“Oh no,” Vonnie said. “What’s that look for? Did something not go well?”
I waved a hand in front of me and then considered getting up to decide what I wanted to eat out of the bakery case, but didn’t have the strength for it yet. “No, I just forgot to tell Riley I didn’t deliver the box.”
“What box?” Pearl asked.
Before I answered, a bell attached to the bakery door rang as someone held it open. A particular someone I’d been avoiding since I returned to Pelican Bay, or possibly she’d been avoiding me.
“Mom?” I asked because while I was sure it was my mother, she looked so different.
Her hair, normally dark and flat into her head, had volume and shine. Her eyes were bright, and she had on a dark red lipstick. If you held a picture of this woman next to the parent I left in Pelican Bay, you wouldn’t recognize her as the same person.
My mother never looked bad when I was a kid. She prided herself on her looks because she said it was the one thing she had control of her life.
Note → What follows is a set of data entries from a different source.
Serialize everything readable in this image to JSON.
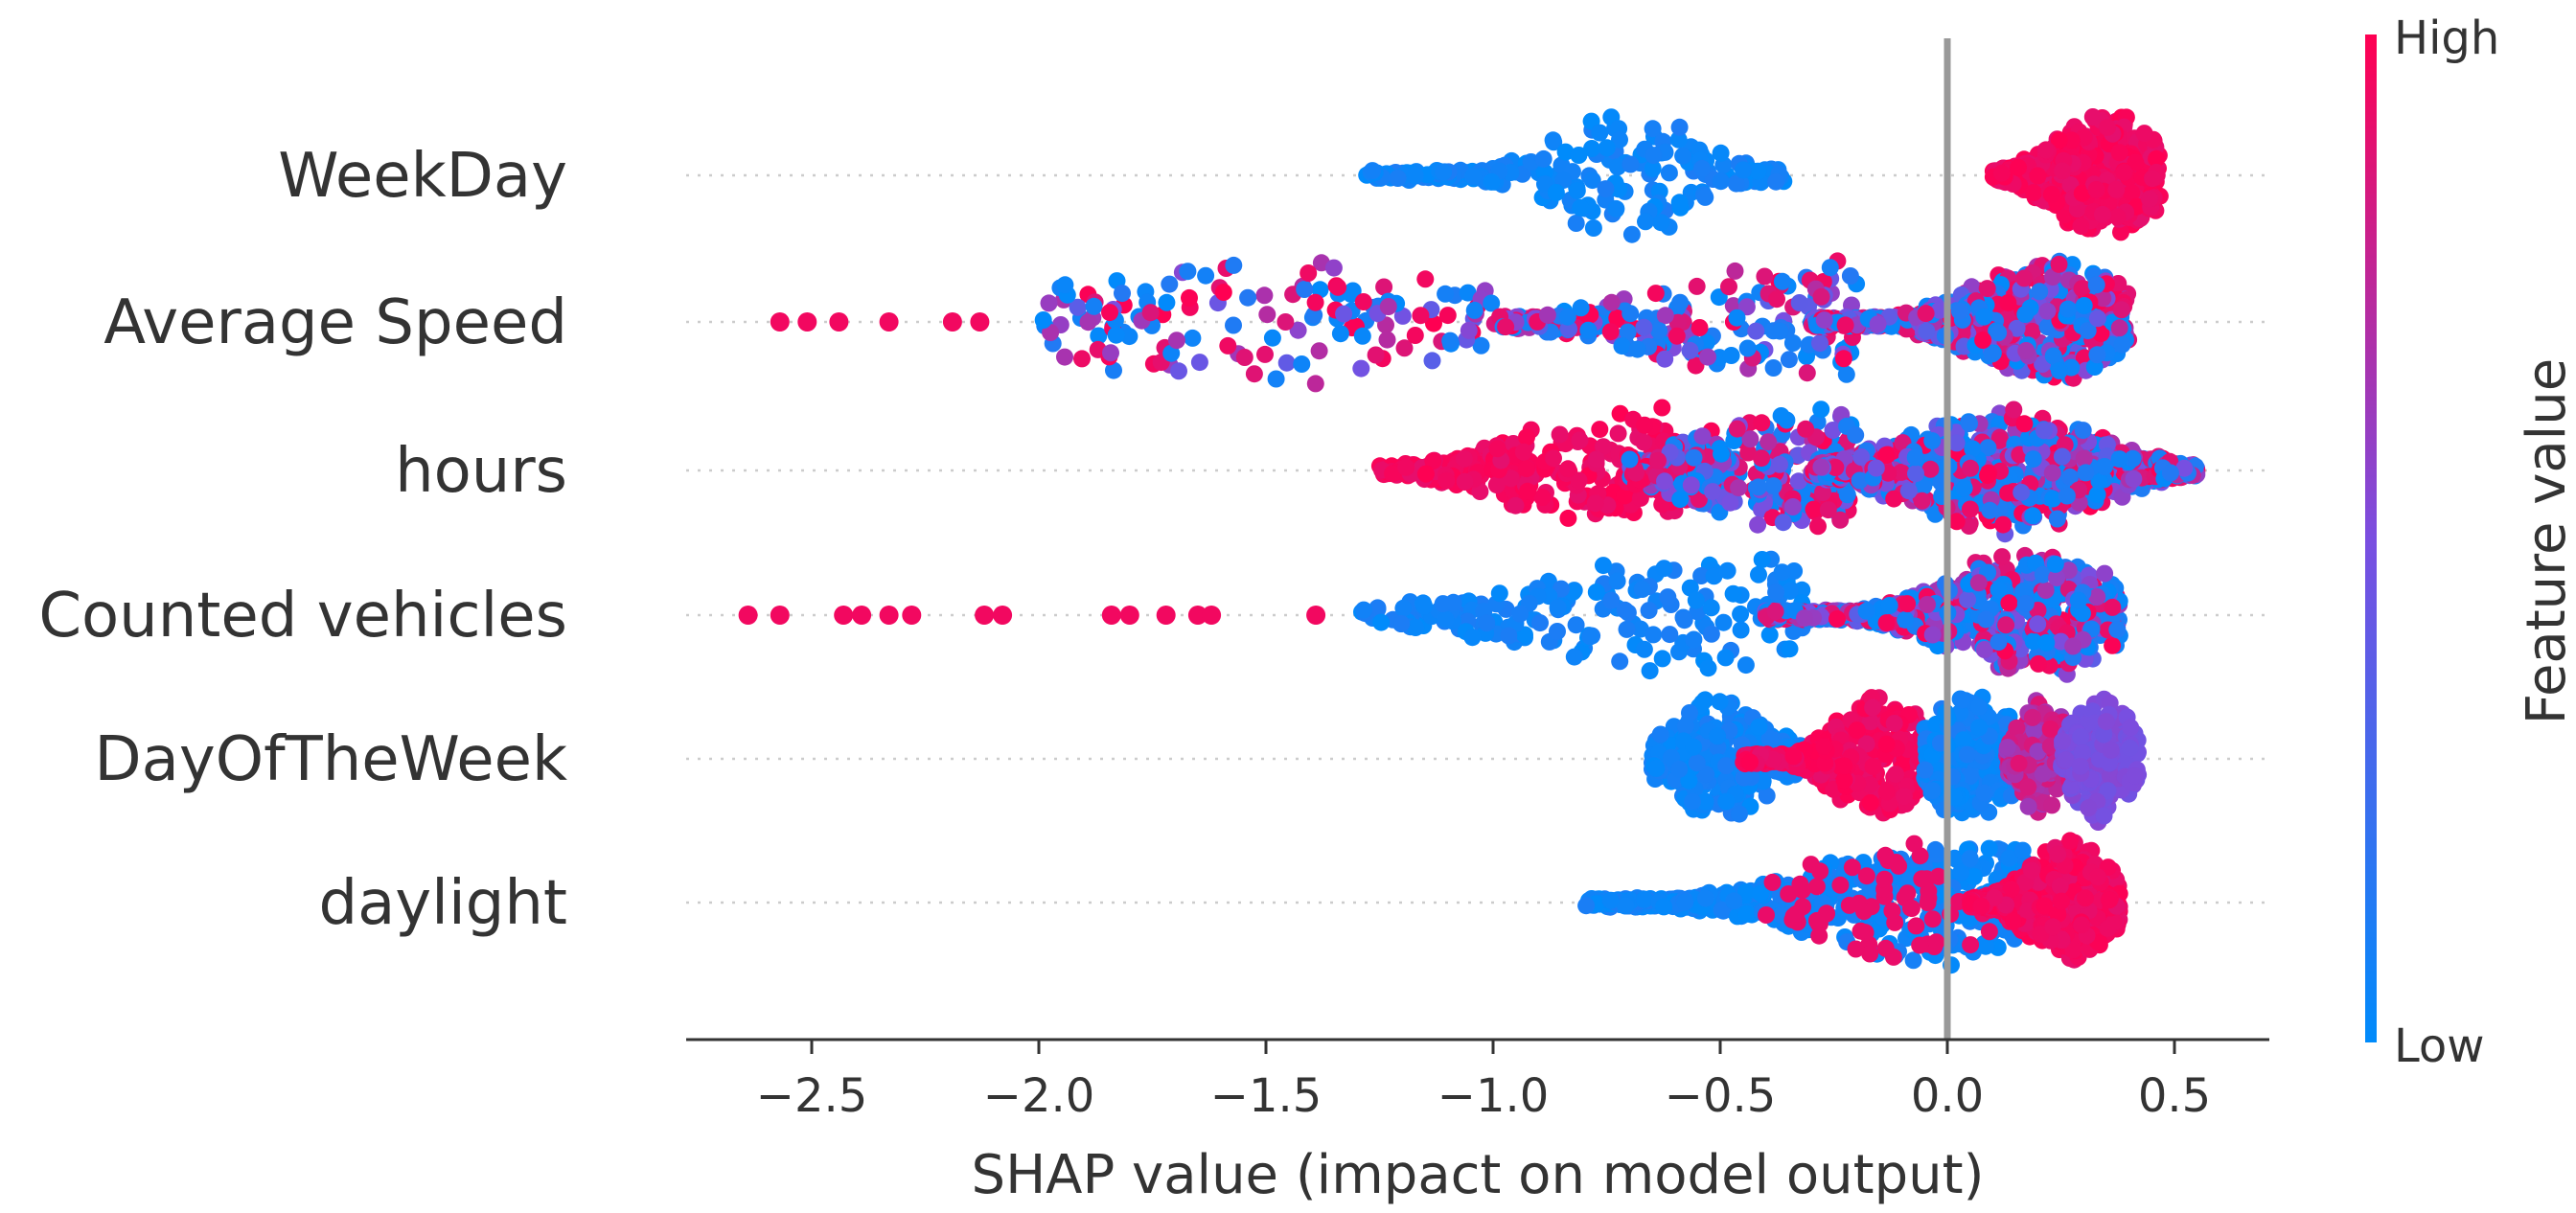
{
  "chart_data": {
    "type": "scatter",
    "subtype": "shap-beeswarm",
    "title": "",
    "xlabel": "SHAP value (impact on model output)",
    "ylabel": "",
    "xlim": [
      -2.8,
      0.7
    ],
    "xticks": [
      -2.5,
      -2.0,
      -1.5,
      -1.0,
      -0.5,
      0.0,
      0.5
    ],
    "xtick_labels": [
      "−2.5",
      "−2.0",
      "−1.5",
      "−1.0",
      "−0.5",
      "0.0",
      "0.5"
    ],
    "zero_line_at": 0.0,
    "grid": "dotted horizontal per feature",
    "colorbar": {
      "title": "Feature value",
      "high_label": "High",
      "low_label": "Low",
      "high_color": "#ff0052",
      "low_color": "#008bfb"
    },
    "features": [
      {
        "name": "WeekDay",
        "segments": [
          {
            "x0": -1.28,
            "x1": -0.35,
            "peak": -0.7,
            "width": 0.2,
            "color": "low",
            "density": 420
          },
          {
            "x0": 0.1,
            "x1": 0.47,
            "peak": 0.35,
            "width": 0.14,
            "color": "high",
            "density": 1100
          }
        ],
        "outliers": []
      },
      {
        "name": "Average Speed",
        "segments": [
          {
            "x0": -2.0,
            "x1": -1.0,
            "peak": -1.5,
            "width": 0.6,
            "color": "mix",
            "density": 260
          },
          {
            "x0": -1.0,
            "x1": -0.2,
            "peak": -0.3,
            "width": 0.4,
            "color": "mix",
            "density": 380
          },
          {
            "x0": -0.3,
            "x1": 0.4,
            "peak": 0.22,
            "width": 0.2,
            "color": "mix",
            "density": 1400
          }
        ],
        "outliers": [
          -2.57,
          -2.51,
          -2.44,
          -2.33,
          -2.19,
          -2.13
        ]
      },
      {
        "name": "hours",
        "segments": [
          {
            "x0": -1.25,
            "x1": -0.6,
            "peak": -0.7,
            "width": 0.3,
            "color": "high",
            "density": 520
          },
          {
            "x0": -0.7,
            "x1": -0.2,
            "peak": -0.3,
            "width": 0.3,
            "color": "mix",
            "density": 500
          },
          {
            "x0": -0.3,
            "x1": 0.55,
            "peak": 0.12,
            "width": 0.25,
            "color": "mix",
            "density": 1700
          }
        ],
        "outliers": []
      },
      {
        "name": "Counted vehicles",
        "segments": [
          {
            "x0": -1.3,
            "x1": -0.3,
            "peak": -0.5,
            "width": 0.5,
            "color": "low",
            "density": 330
          },
          {
            "x0": -0.4,
            "x1": 0.38,
            "peak": 0.18,
            "width": 0.22,
            "color": "mix",
            "density": 1400
          }
        ],
        "outliers": [
          -2.64,
          -2.57,
          -2.43,
          -2.39,
          -2.33,
          -2.28,
          -2.12,
          -2.08,
          -1.84,
          -1.8,
          -1.72,
          -1.65,
          -1.62,
          -1.39
        ]
      },
      {
        "name": "DayOfTheWeek",
        "segments": [
          {
            "x0": -0.65,
            "x1": -0.3,
            "peak": -0.5,
            "width": 0.13,
            "color": "low",
            "density": 500
          },
          {
            "x0": -0.45,
            "x1": -0.05,
            "peak": -0.15,
            "width": 0.12,
            "color": "high",
            "density": 700
          },
          {
            "x0": -0.05,
            "x1": 0.18,
            "peak": 0.05,
            "width": 0.12,
            "color": "low",
            "density": 500
          },
          {
            "x0": 0.13,
            "x1": 0.28,
            "peak": 0.21,
            "width": 0.06,
            "color": "mid",
            "density": 420
          },
          {
            "x0": 0.25,
            "x1": 0.42,
            "peak": 0.34,
            "width": 0.08,
            "color": "purple",
            "density": 420
          }
        ],
        "outliers": []
      },
      {
        "name": "daylight",
        "segments": [
          {
            "x0": -0.8,
            "x1": 0.2,
            "peak": 0.0,
            "width": 0.35,
            "color": "low",
            "density": 900
          },
          {
            "x0": -0.4,
            "x1": 0.1,
            "peak": -0.1,
            "width": 0.25,
            "color": "high-sparse",
            "density": 120
          },
          {
            "x0": 0.05,
            "x1": 0.38,
            "peak": 0.27,
            "width": 0.11,
            "color": "high",
            "density": 1000
          }
        ],
        "outliers": []
      }
    ]
  }
}
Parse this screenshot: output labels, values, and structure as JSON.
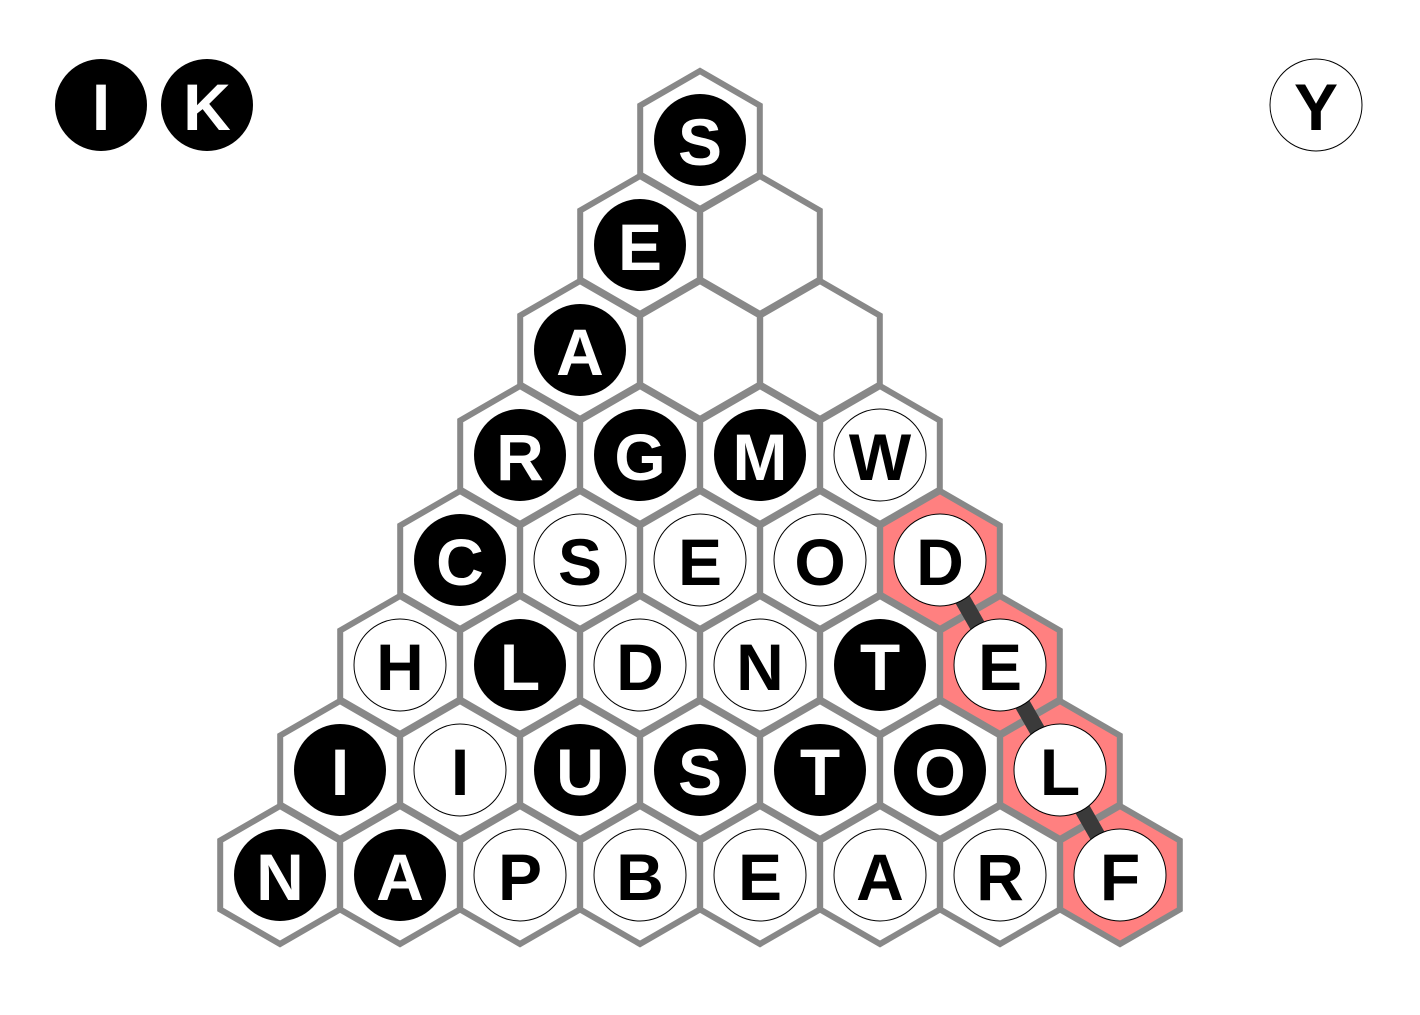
{
  "found_letters": {
    "left": [
      {
        "letter": "I",
        "style": "dark"
      },
      {
        "letter": "K",
        "style": "dark"
      }
    ],
    "right": [
      {
        "letter": "Y",
        "style": "light"
      }
    ]
  },
  "board": {
    "rows": [
      [
        {
          "letter": "S",
          "style": "dark"
        }
      ],
      [
        {
          "letter": "E",
          "style": "dark"
        },
        {
          "letter": "",
          "style": "empty"
        }
      ],
      [
        {
          "letter": "A",
          "style": "dark"
        },
        {
          "letter": "",
          "style": "empty"
        },
        {
          "letter": "",
          "style": "empty"
        }
      ],
      [
        {
          "letter": "R",
          "style": "dark"
        },
        {
          "letter": "G",
          "style": "dark"
        },
        {
          "letter": "M",
          "style": "dark"
        },
        {
          "letter": "W",
          "style": "light"
        }
      ],
      [
        {
          "letter": "C",
          "style": "dark"
        },
        {
          "letter": "S",
          "style": "light"
        },
        {
          "letter": "E",
          "style": "light"
        },
        {
          "letter": "O",
          "style": "light"
        },
        {
          "letter": "D",
          "style": "light",
          "highlight": true
        }
      ],
      [
        {
          "letter": "H",
          "style": "light"
        },
        {
          "letter": "L",
          "style": "dark"
        },
        {
          "letter": "D",
          "style": "light"
        },
        {
          "letter": "N",
          "style": "light"
        },
        {
          "letter": "T",
          "style": "dark"
        },
        {
          "letter": "E",
          "style": "light",
          "highlight": true
        }
      ],
      [
        {
          "letter": "I",
          "style": "dark"
        },
        {
          "letter": "I",
          "style": "light"
        },
        {
          "letter": "U",
          "style": "dark"
        },
        {
          "letter": "S",
          "style": "dark"
        },
        {
          "letter": "T",
          "style": "dark"
        },
        {
          "letter": "O",
          "style": "dark"
        },
        {
          "letter": "L",
          "style": "light",
          "highlight": true
        }
      ],
      [
        {
          "letter": "N",
          "style": "dark"
        },
        {
          "letter": "A",
          "style": "dark"
        },
        {
          "letter": "P",
          "style": "light"
        },
        {
          "letter": "B",
          "style": "light"
        },
        {
          "letter": "E",
          "style": "light"
        },
        {
          "letter": "A",
          "style": "light"
        },
        {
          "letter": "R",
          "style": "light"
        },
        {
          "letter": "F",
          "style": "light",
          "highlight": true
        }
      ]
    ],
    "selected_path": [
      [
        4,
        4
      ],
      [
        5,
        5
      ],
      [
        6,
        6
      ],
      [
        7,
        7
      ]
    ]
  },
  "colors": {
    "hex_stroke": "#888888",
    "highlight": "#ff8080",
    "tile_dark": "#000000",
    "tile_light": "#ffffff",
    "path": "#3a3a3a"
  }
}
Yet, now she looked so different. Better. She radiated energy rather than the tired and worn woman I’d seen last time she visited me.
She adjusted the sunglasses on the top of her head and turned to glance at me. “Cassandra?”
From the sounds of it, my mother was as surprised to see me. We shouldn’t have been, though, because Pelican Bay wasn’t a large town by any means. “I didn’t believe you were actually coming and you never called to say you were here.”
Yup, there was the guilt I worried I’d have to face the next time I saw my mother. Whose job was it to call? Mine or the parent? I suppose now, as an adult, I played a part in not connecting with my mother. I could’ve called her just as easily as she could pick up the phone for me.
“Can we talk?” I asked her and motioned to the chair across from me at my two-person round table.
She glanced around, stopping at Pearl, Katy, and Vonnie for increasingly long bouts of time. “Not in here. Is the bench still a dead zone?” she asked Katy.
The woman nodded. “For voice, yes, but not on image.”
My mother nodded her head once, as if she understood that weird answer. “Good enough.”
She stepped back outside the bakery and I followed her to a bench further down the sidewalk. The streets were still mostly empty, the tourists not up to enjoy the day yet, and for a moment we sat in silence. It’d been so long since I’d shared a space with my mother, and I wasn’t sure how to act.
“What’s this about?” I asked, pointing toward the bakery when my curiosity got the best of me.
My mother sighed and stared out across the street at the old bed-and-breakfast, which looked like it had received a new paint job in the last few years. “Do you really care since you’ll be leaving again soon?”
Did I? “No.”
She lifted one of her eyebrows, pinched her lips together, and shook her head in a classic Cindy Cable look of disapproval. She’d given me the exact same look when I got caught doing anything bad.
“Exactly,” she said, as if she held the answers to life’s problems. Something else we often argued over.
If I planned to have a relationship with my mother, we needed to clear the air on things, and both of us needed to quit assuming we knew what the other planned to do, think, or feel.
“No, that’s not what I meant. I might not be leaving soon.” I exhaled, unsure of exactly why I said that except for the thought rattling around in my head more often lately. “Well, I’m just not sure yet.”
“Does it have something to do with Riley Jefferson?”
More conclusions. “Maybe.” Unfortunately, sometimes she was right.
She went back to staring at the bed-and-breakfast. “He’s a good kid, and if you decide to leave, try hard not to break his heart this time.”
She sounded so much like she did the first few months after I left town. Everything was my fault, and I was heartless for leaving the Jefferson boy alone. I never understood how she felt that way because in my mind I was saving Riley, but now I saw the selfishness of my actions.
“Why didn’t you tell me about Dad?”
My mother shrugged. “When did you want me to tell you? You never call.”
“You never call me either,” I lobbed back quickly. And just like that, we fell into the same pattern of passing blame back and forth. That’s the way it’d always been. Maybe a decent relationship was too big of an ask.
“You never wanted to hear updates, Cassandra. You’re always too good for us country people.”